Go Back

mini egg brownie cookies

Perfectly soft and chewy chocolatey brownie cookies with a rich fudgy dark chocolate centre and chunks of mini eggs.
Prep Time40 minutes
Cook Time12 minutes
Total Time52 minutes
Course: Dessert
Servings: 30
Author: the communal feast

Ingredients

  • 2 cups cold butter cut into cubes
  • 1 1/2 cup granulated sugar
  • 4 eggs
  • 1 cup cocoa powder
  • 1 TBS vanilla
  • 3 cups all-purpose flour
  • 1 TBS cornstarch
  • 1 TBS baking soda
  • 1 tsp salt
  • 150 g good quality dark chocolate
  • mini eggs cadbury, lindt, or alternative

Instructions

  • 1. In a stand mixer (preferred) cream together 1 1/2 cups cubed butter and sugar until light and fluffy. About 5 mins.

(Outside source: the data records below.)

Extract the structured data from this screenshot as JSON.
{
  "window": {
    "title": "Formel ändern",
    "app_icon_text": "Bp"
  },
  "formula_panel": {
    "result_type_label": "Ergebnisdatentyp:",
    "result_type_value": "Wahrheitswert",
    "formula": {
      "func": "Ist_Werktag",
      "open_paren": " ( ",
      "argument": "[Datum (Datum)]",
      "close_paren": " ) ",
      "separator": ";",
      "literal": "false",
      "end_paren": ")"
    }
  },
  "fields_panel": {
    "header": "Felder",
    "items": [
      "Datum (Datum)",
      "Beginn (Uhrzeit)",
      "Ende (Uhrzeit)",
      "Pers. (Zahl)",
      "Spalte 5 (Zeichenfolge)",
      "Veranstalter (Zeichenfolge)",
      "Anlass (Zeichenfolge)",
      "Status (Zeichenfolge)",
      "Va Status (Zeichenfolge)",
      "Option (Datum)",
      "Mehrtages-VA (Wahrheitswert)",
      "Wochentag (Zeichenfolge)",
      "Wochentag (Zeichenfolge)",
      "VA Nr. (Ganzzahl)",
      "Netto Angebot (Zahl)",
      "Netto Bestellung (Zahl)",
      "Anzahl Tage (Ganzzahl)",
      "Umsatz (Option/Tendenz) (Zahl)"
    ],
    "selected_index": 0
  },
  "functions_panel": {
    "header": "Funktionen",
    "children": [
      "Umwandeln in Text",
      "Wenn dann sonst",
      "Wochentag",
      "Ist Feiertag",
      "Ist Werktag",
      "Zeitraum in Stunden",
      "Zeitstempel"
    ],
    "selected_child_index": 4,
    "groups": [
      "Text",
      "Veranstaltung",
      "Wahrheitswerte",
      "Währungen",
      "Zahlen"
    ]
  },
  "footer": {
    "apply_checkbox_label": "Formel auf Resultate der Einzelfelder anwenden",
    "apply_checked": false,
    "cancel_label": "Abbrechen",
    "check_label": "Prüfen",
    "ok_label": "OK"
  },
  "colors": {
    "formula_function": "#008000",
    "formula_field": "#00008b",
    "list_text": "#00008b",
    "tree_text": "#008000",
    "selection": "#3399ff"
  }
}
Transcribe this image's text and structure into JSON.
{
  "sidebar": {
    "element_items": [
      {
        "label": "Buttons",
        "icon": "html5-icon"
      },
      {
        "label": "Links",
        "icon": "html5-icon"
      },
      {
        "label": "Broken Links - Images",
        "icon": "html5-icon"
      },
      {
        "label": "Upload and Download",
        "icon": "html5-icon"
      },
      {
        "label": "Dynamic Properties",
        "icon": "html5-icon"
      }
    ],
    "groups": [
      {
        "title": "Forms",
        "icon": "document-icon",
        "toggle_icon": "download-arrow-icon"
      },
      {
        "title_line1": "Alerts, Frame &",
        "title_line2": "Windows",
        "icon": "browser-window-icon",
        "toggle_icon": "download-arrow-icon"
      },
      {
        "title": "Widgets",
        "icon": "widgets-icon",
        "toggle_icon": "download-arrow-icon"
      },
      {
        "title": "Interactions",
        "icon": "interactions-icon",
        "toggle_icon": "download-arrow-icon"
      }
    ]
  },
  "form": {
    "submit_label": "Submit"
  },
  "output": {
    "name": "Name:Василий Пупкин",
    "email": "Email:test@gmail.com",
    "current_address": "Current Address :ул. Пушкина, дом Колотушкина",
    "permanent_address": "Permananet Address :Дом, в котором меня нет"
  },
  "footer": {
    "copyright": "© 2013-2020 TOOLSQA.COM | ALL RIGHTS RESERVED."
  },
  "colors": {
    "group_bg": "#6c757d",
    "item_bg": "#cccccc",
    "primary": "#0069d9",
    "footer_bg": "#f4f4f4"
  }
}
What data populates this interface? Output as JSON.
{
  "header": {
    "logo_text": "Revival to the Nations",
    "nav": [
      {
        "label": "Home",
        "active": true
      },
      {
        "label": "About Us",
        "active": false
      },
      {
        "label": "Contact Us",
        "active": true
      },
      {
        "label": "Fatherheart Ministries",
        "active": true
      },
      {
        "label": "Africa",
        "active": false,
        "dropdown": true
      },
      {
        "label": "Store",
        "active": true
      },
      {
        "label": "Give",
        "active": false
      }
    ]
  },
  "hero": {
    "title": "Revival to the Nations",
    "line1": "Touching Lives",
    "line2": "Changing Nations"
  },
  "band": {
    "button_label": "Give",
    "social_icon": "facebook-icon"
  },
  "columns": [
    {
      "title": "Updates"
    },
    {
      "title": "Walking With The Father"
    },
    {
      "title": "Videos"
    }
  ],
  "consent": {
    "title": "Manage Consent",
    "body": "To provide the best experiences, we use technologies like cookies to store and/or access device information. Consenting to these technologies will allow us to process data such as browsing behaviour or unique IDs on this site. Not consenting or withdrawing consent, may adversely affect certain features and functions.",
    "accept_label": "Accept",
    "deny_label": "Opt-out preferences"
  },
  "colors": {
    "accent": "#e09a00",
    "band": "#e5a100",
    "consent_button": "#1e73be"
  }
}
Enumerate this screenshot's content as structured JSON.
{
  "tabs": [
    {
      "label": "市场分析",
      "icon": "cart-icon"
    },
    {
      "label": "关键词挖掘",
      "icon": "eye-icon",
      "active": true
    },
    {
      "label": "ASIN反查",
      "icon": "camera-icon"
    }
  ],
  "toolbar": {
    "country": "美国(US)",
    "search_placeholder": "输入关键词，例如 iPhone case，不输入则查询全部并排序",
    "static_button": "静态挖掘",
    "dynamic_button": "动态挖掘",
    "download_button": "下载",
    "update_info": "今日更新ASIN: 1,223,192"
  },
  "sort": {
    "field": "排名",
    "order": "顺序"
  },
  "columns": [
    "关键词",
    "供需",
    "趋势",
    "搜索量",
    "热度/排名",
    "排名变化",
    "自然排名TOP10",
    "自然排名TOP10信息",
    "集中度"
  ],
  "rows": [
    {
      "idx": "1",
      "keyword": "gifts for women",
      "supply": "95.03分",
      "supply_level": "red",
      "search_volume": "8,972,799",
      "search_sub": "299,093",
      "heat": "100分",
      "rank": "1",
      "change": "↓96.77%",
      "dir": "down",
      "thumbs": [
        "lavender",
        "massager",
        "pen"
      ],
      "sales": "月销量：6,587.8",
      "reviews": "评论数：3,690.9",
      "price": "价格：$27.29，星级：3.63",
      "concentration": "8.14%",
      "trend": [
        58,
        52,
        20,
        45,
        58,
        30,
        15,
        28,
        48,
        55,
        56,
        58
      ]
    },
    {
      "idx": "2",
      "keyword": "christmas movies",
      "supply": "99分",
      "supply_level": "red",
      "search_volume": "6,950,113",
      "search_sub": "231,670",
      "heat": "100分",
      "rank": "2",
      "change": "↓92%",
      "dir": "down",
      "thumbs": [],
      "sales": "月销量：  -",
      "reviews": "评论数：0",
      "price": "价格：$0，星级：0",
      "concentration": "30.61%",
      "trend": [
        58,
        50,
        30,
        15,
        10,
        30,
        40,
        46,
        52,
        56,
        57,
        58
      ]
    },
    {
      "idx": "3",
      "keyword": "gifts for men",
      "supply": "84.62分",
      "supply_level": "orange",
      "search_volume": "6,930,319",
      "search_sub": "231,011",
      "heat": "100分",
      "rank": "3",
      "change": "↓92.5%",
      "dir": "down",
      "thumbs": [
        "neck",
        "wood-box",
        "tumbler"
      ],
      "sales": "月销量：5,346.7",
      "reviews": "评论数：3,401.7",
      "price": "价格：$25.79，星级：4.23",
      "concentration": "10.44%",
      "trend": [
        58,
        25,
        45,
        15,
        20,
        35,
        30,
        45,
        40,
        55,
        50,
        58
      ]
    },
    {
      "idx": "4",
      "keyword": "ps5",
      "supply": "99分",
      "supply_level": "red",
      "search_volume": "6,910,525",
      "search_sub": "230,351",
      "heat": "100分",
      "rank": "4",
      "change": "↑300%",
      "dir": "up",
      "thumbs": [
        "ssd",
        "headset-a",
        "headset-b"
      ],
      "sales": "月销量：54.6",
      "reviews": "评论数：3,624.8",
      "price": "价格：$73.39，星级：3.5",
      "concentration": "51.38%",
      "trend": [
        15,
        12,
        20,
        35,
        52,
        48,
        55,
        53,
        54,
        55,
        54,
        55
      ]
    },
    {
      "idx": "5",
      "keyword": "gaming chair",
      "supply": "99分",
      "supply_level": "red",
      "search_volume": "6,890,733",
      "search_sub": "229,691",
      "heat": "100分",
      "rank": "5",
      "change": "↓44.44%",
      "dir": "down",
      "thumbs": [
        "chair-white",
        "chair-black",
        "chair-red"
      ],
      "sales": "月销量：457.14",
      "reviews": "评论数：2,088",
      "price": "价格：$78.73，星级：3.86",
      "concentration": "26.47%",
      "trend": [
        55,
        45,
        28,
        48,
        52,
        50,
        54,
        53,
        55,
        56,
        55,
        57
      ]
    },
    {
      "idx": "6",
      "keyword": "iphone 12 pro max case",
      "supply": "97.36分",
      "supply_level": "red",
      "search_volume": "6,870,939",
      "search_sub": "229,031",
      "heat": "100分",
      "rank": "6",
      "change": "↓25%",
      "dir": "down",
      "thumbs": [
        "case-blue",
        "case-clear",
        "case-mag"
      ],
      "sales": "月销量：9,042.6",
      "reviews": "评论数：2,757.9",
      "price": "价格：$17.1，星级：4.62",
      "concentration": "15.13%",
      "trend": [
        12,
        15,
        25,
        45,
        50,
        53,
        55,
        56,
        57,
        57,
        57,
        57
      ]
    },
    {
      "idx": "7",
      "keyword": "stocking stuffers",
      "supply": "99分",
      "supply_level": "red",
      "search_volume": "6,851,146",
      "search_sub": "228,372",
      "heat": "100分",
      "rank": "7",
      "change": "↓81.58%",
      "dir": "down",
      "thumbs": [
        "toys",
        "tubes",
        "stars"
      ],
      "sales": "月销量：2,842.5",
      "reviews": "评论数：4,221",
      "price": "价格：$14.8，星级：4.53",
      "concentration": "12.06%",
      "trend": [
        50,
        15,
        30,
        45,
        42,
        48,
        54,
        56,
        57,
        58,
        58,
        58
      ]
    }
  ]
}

If clumping together, scrape the mixture with a spatula off the sides and the whisk to ensure a smooth mixture. (you may need to do this a few times)
  • 2. While that is blending, melt the chocolate with the remaining butter. Bring a small saucepan filled half way with water to a boil. Once boiling, reduce to simmer and place a large heat safe bowl overtop to create a bain marie. Add the butter and chocolate to the bowl and stir until just melted. Remove from heat and let chill 2 minutes.
  • 2. To the stand mixer, add eggs one at a time, mixing well after each addition. Add the cocoa powder and vanilla and continue to mix until just incorporated.
  • 3. In a separate bowl sift together the flour, cornstarch, baking soda, and salt. Slowly incorporate the dry ingredients into the cocoa mixture, alternating with the melted chocolate. Mix until just combined. Use a cookie scoop to form 2 inch balls and place on a baking sheet lined with parchment. Chill the cookie balls for 30 minutes in the freezer.
  • 4. Preheat the oven to 325 degrees F. Line a cookie sheet with parchment paper and place cookie balls leaving space in between each dough and bake 1 sheet at a time for 10 minutes until the edges just begin to crisp. Remove from the oven and gently press halved mini eggs into the cookies. Return to the oven and cook an additional 2 minutes. The cookies should look soft and fluffy. Allow to rest on tray for 2 minutes before transferring to cooling rack. Repeat until all the cookies are baked.
  • 5. Enjoy warm.

Notes

Recipe can be cut in half to make a small batch. If freezing allow the cookies to completely cool before transferring to freezer.